Innanzitutto, esistono diversi tipi di autorità. Quella che scaturisce dall’esperienza gode di grande stima. Quando, ad esempio, si guasta un’automobile, senza dubbio vogliamo che venga riparata da un meccanico molto esperto, da una autorità nella meccanica automobilistica. Analogamente, ci si aspetta che il proprio medico sia un’autorità in materia di salute, diagnosi e terapia delle patologie; che i docenti e gli allenatori dei propri figli siano autorità nell’istruzione e nello sport. Per descrivere queste persone, utilizziamo espressioni quali: “E un’autorità nel campo dell’economia” oppure “Parla con grande autorevolezza”. Le persone dotate dell’autorità che deriva dalla loro conoscenza, competenza, esperienza, formazione, saggezza e istruzione sono molto ambite e spesso assai ben retribuite; e la loro autorità quasi mai suscita problemi relazionali. Esiste poi un secondo tipo di autorita conferita a precise figure professionali o riconosciuta e accordata a determinate funzioni lavorative. Ad esempio, la polizia è autorizzata a emettere multe, i presidenti dei comitati a dare inizio e porre fine alle riunioni, i giudici a pronunciarsi in merito alle leggi, i direttori dei quotidiani ad assegnare compiti, e via discorrendo.

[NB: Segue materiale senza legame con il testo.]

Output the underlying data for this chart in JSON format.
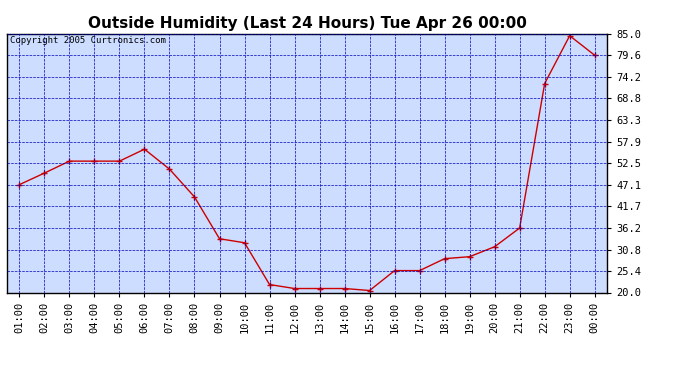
{
  "title": "Outside Humidity (Last 24 Hours) Tue Apr 26 00:00",
  "copyright": "Copyright 2005 Curtronics.com",
  "x_labels": [
    "01:00",
    "02:00",
    "03:00",
    "04:00",
    "05:00",
    "06:00",
    "07:00",
    "08:00",
    "09:00",
    "10:00",
    "11:00",
    "12:00",
    "13:00",
    "14:00",
    "15:00",
    "16:00",
    "17:00",
    "18:00",
    "19:00",
    "20:00",
    "21:00",
    "22:00",
    "23:00",
    "00:00"
  ],
  "x_values": [
    1,
    2,
    3,
    4,
    5,
    6,
    7,
    8,
    9,
    10,
    11,
    12,
    13,
    14,
    15,
    16,
    17,
    18,
    19,
    20,
    21,
    22,
    23,
    24
  ],
  "y_values": [
    47.1,
    50.0,
    53.0,
    53.0,
    53.0,
    56.0,
    51.0,
    44.0,
    33.5,
    32.5,
    22.0,
    21.0,
    21.0,
    21.0,
    20.5,
    25.5,
    25.5,
    28.5,
    29.0,
    31.5,
    36.2,
    72.5,
    84.5,
    79.6
  ],
  "y_ticks": [
    20.0,
    25.4,
    30.8,
    36.2,
    41.7,
    47.1,
    52.5,
    57.9,
    63.3,
    68.8,
    74.2,
    79.6,
    85.0
  ],
  "y_min": 20.0,
  "y_max": 85.0,
  "line_color": "#cc0000",
  "marker_color": "#cc0000",
  "fig_bg_color": "#ffffff",
  "plot_bg_color": "#ccddff",
  "grid_color": "#0000bb",
  "title_fontsize": 11,
  "copyright_fontsize": 6.5,
  "tick_fontsize": 7.5
}
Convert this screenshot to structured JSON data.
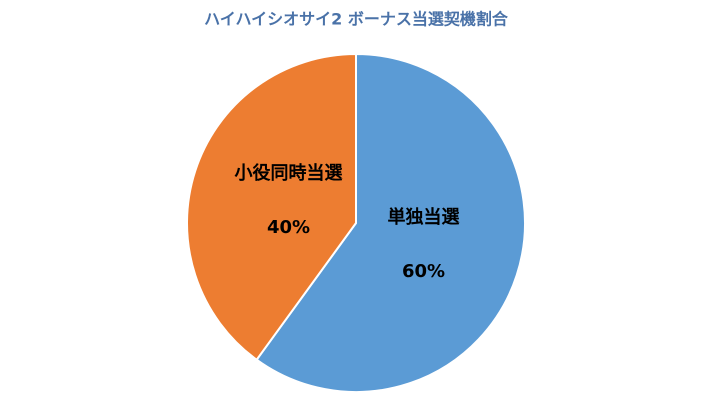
{
  "chart_data": {
    "type": "pie",
    "title": "ハイハイシオサイ2 ボーナス当選契機割合",
    "categories": [
      "単独当選",
      "小役同時当選"
    ],
    "values": [
      60,
      40
    ],
    "value_labels": [
      "60%",
      "40%"
    ],
    "colors": [
      "#5b9bd5",
      "#ed7d31"
    ]
  }
}
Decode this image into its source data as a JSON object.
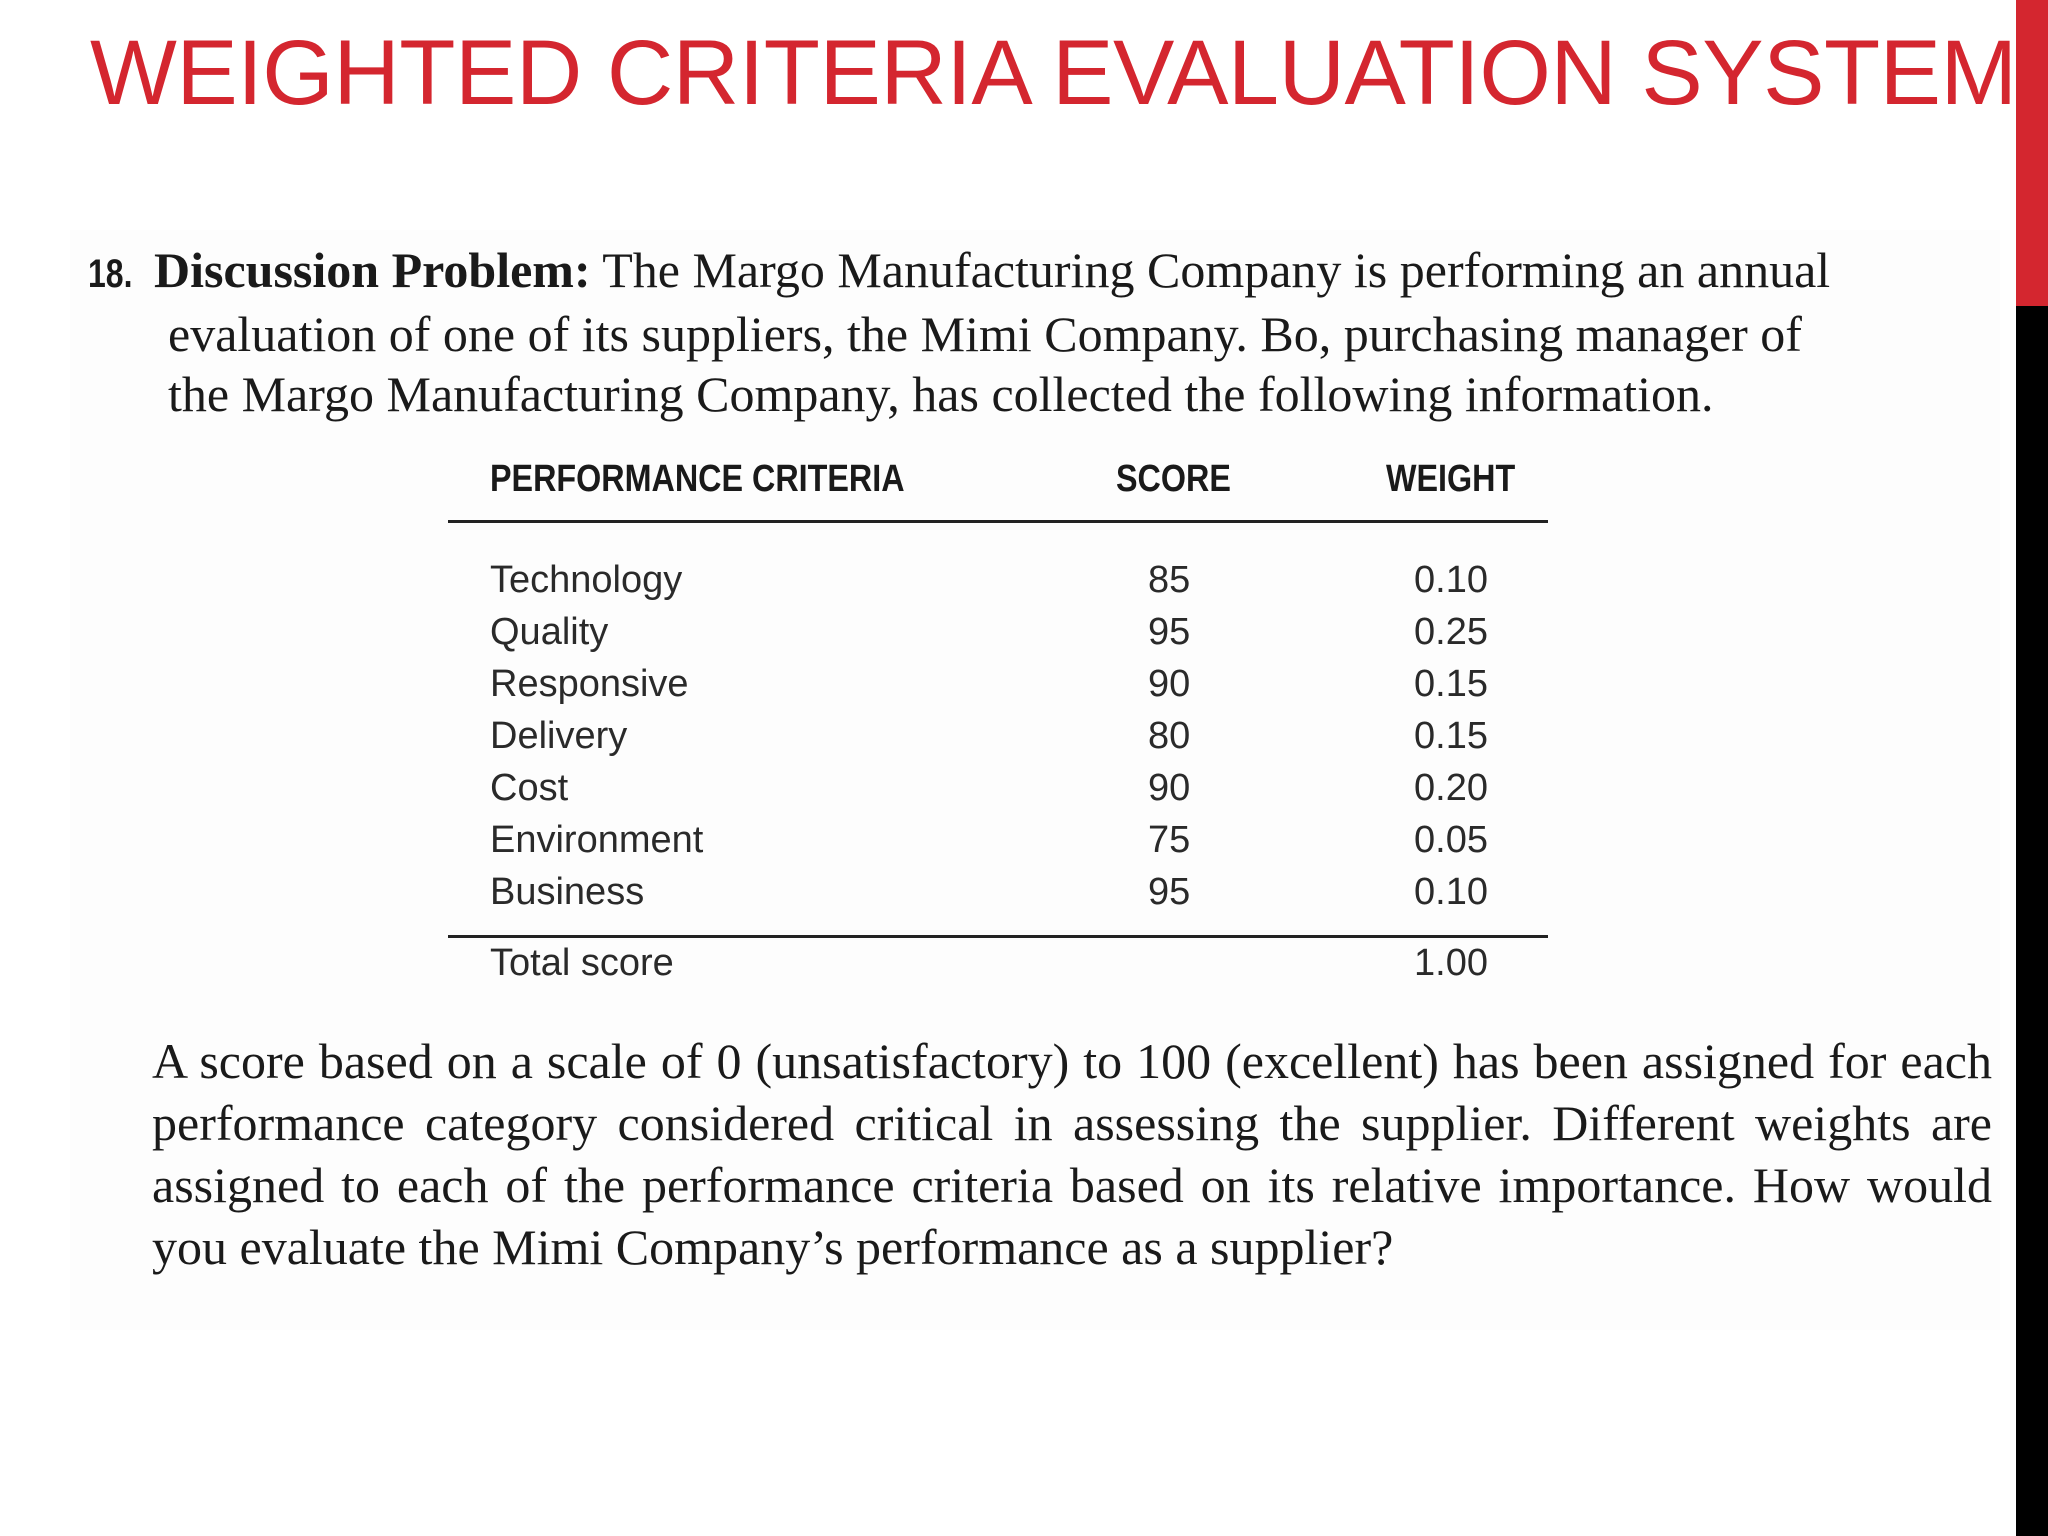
{
  "colors": {
    "title": "#d4262f",
    "side_bar_top": "#d4262f",
    "side_bar_bottom": "#000000"
  },
  "title": "WEIGHTED CRITERIA EVALUATION SYSTEM",
  "problem": {
    "number": "18.",
    "lead": "Discussion Problem:",
    "lines": [
      "The Margo Manufacturing Company is performing an annual",
      "evaluation of one of its suppliers, the Mimi Company. Bo, purchasing manager of",
      "the Margo Manufacturing Company, has collected the following information."
    ]
  },
  "table": {
    "headers": {
      "criteria": "PERFORMANCE CRITERIA",
      "score": "SCORE",
      "weight": "WEIGHT"
    },
    "rows": [
      {
        "criteria": "Technology",
        "score": "85",
        "weight": "0.10"
      },
      {
        "criteria": "Quality",
        "score": "95",
        "weight": "0.25"
      },
      {
        "criteria": "Responsive",
        "score": "90",
        "weight": "0.15"
      },
      {
        "criteria": "Delivery",
        "score": "80",
        "weight": "0.15"
      },
      {
        "criteria": "Cost",
        "score": "90",
        "weight": "0.20"
      },
      {
        "criteria": "Environment",
        "score": "75",
        "weight": "0.05"
      },
      {
        "criteria": "Business",
        "score": "95",
        "weight": "0.10"
      }
    ],
    "total": {
      "label": "Total score",
      "weight": "1.00"
    }
  },
  "closing": "A score based on a scale of 0 (unsatisfactory) to 100 (excellent) has been assigned for each performance category considered critical in assessing the supplier. Different weights are assigned to each of the performance criteria based on its relative importance. How would you evaluate the Mimi Company’s performance as a supplier?"
}
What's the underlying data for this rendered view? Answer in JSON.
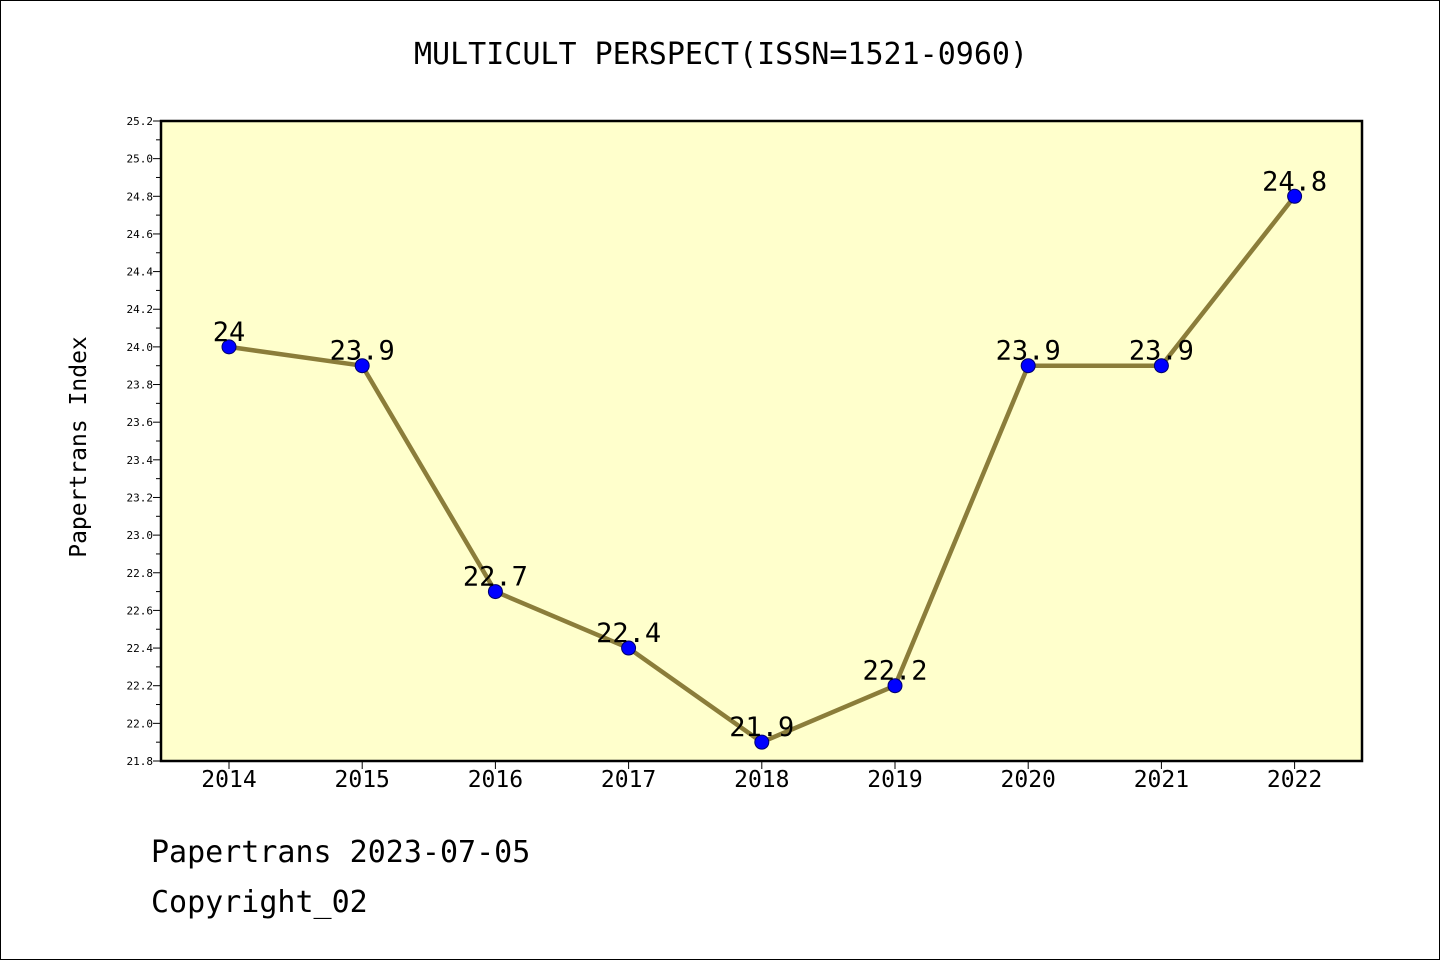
{
  "chart_data": {
    "type": "line",
    "title": "MULTICULT PERSPECT(ISSN=1521-0960)",
    "xlabel": "",
    "ylabel": "Papertrans Index",
    "categories": [
      "2014",
      "2015",
      "2016",
      "2017",
      "2018",
      "2019",
      "2020",
      "2021",
      "2022"
    ],
    "values": [
      24,
      23.9,
      22.7,
      22.4,
      21.9,
      22.2,
      23.9,
      23.9,
      24.8
    ],
    "data_labels": [
      "24",
      "23.9",
      "22.7",
      "22.4",
      "21.9",
      "22.2",
      "23.9",
      "23.9",
      "24.8"
    ],
    "ylim": [
      21.8,
      25.2
    ],
    "yticks": [
      "21.8",
      "22.0",
      "22.2",
      "22.4",
      "22.6",
      "22.8",
      "23.0",
      "23.2",
      "23.4",
      "23.6",
      "23.8",
      "24.0",
      "24.2",
      "24.4",
      "24.6",
      "24.8",
      "25.0",
      "25.2"
    ],
    "grid": false,
    "colors": {
      "plot_background": "#ffffcc",
      "line": "#8b7d3a",
      "marker": "#0000ff"
    }
  },
  "footer": {
    "line1": "Papertrans 2023-07-05",
    "line2": "Copyright_02"
  }
}
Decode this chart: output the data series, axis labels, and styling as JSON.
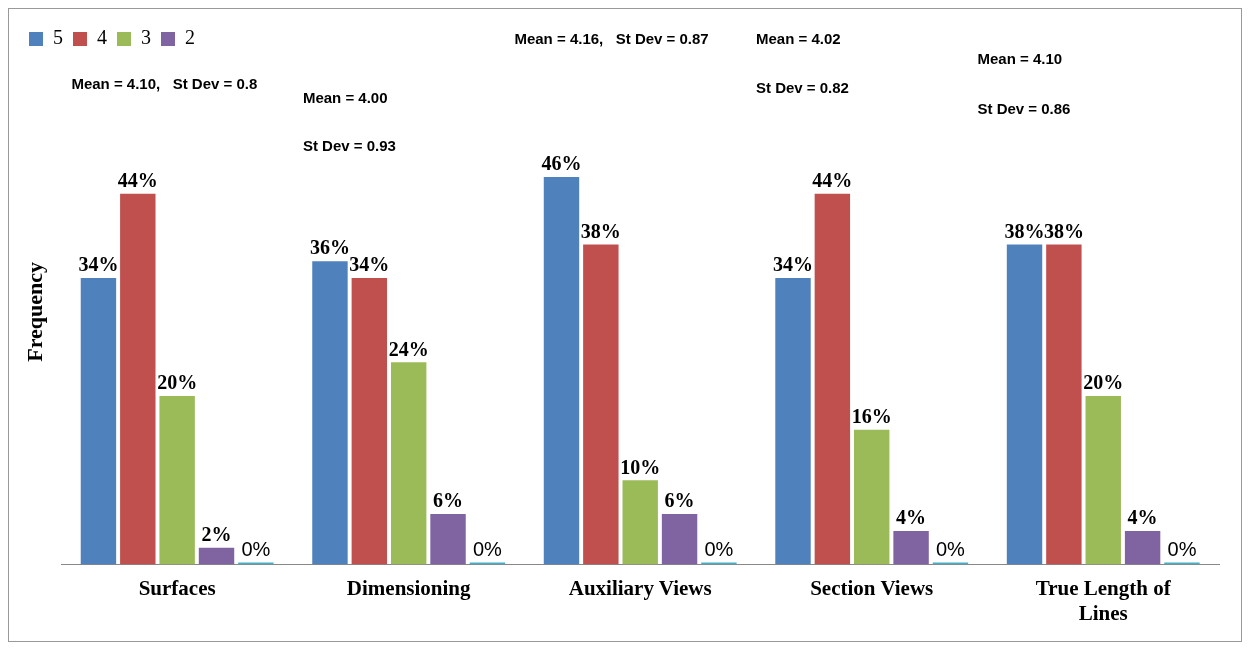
{
  "chart_data": {
    "type": "bar",
    "ylabel": "Frequency",
    "categories": [
      "Surfaces",
      "Dimensioning",
      "Auxiliary Views",
      "Section Views",
      "True Length of Lines"
    ],
    "series": [
      {
        "name": "5",
        "color": "#4f81bd",
        "values": [
          34,
          36,
          46,
          34,
          38
        ],
        "value_labels": [
          "34%",
          "36%",
          "46%",
          "34%",
          "38%"
        ]
      },
      {
        "name": "4",
        "color": "#c0504d",
        "values": [
          44,
          34,
          38,
          44,
          38
        ],
        "value_labels": [
          "44%",
          "34%",
          "38%",
          "44%",
          "38%"
        ]
      },
      {
        "name": "3",
        "color": "#9bbb59",
        "values": [
          20,
          24,
          10,
          16,
          20
        ],
        "value_labels": [
          "20%",
          "24%",
          "10%",
          "16%",
          "20%"
        ]
      },
      {
        "name": "2",
        "color": "#8064a2",
        "values": [
          2,
          6,
          6,
          4,
          4
        ],
        "value_labels": [
          "2%",
          "6%",
          "6%",
          "4%",
          "4%"
        ]
      },
      {
        "color": "#4bacc6",
        "values": [
          0,
          0,
          0,
          0,
          0
        ],
        "value_labels": [
          "0%",
          "0%",
          "0%",
          "0%",
          "0%"
        ]
      }
    ],
    "tick_labels": "x",
    "grid": false,
    "legend": "top left",
    "annotations": [
      "Mean = 4.10,   St Dev = 0.8",
      "Mean = 4.00",
      "St Dev = 0.93",
      "Mean = 4.16,   St Dev = 0.87",
      "Mean = 4.02",
      "St Dev = 0.82",
      "Mean = 4.10",
      "St Dev = 0.86"
    ]
  }
}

Anche l’autorità inerente l’ambito lavorativo suscita raramente problemi relazionali se le funzioni lavorative sono concordate e legittimare. Un terzo tipo ha a che vedere con i contratti e gli accordi, che possono variare dalla semplice stretta di mano alla ratifica formale di trattati internazionali. Certi avvocati si specializzano in giurisprudenza contrattualistica, diventando assai abili nel redigere documenti che precisano in modo inequivocabile i termini e le condizioni contrattuali. Tuttavia, per la maggior parte degli accordi non è necessario redigere contratti formali.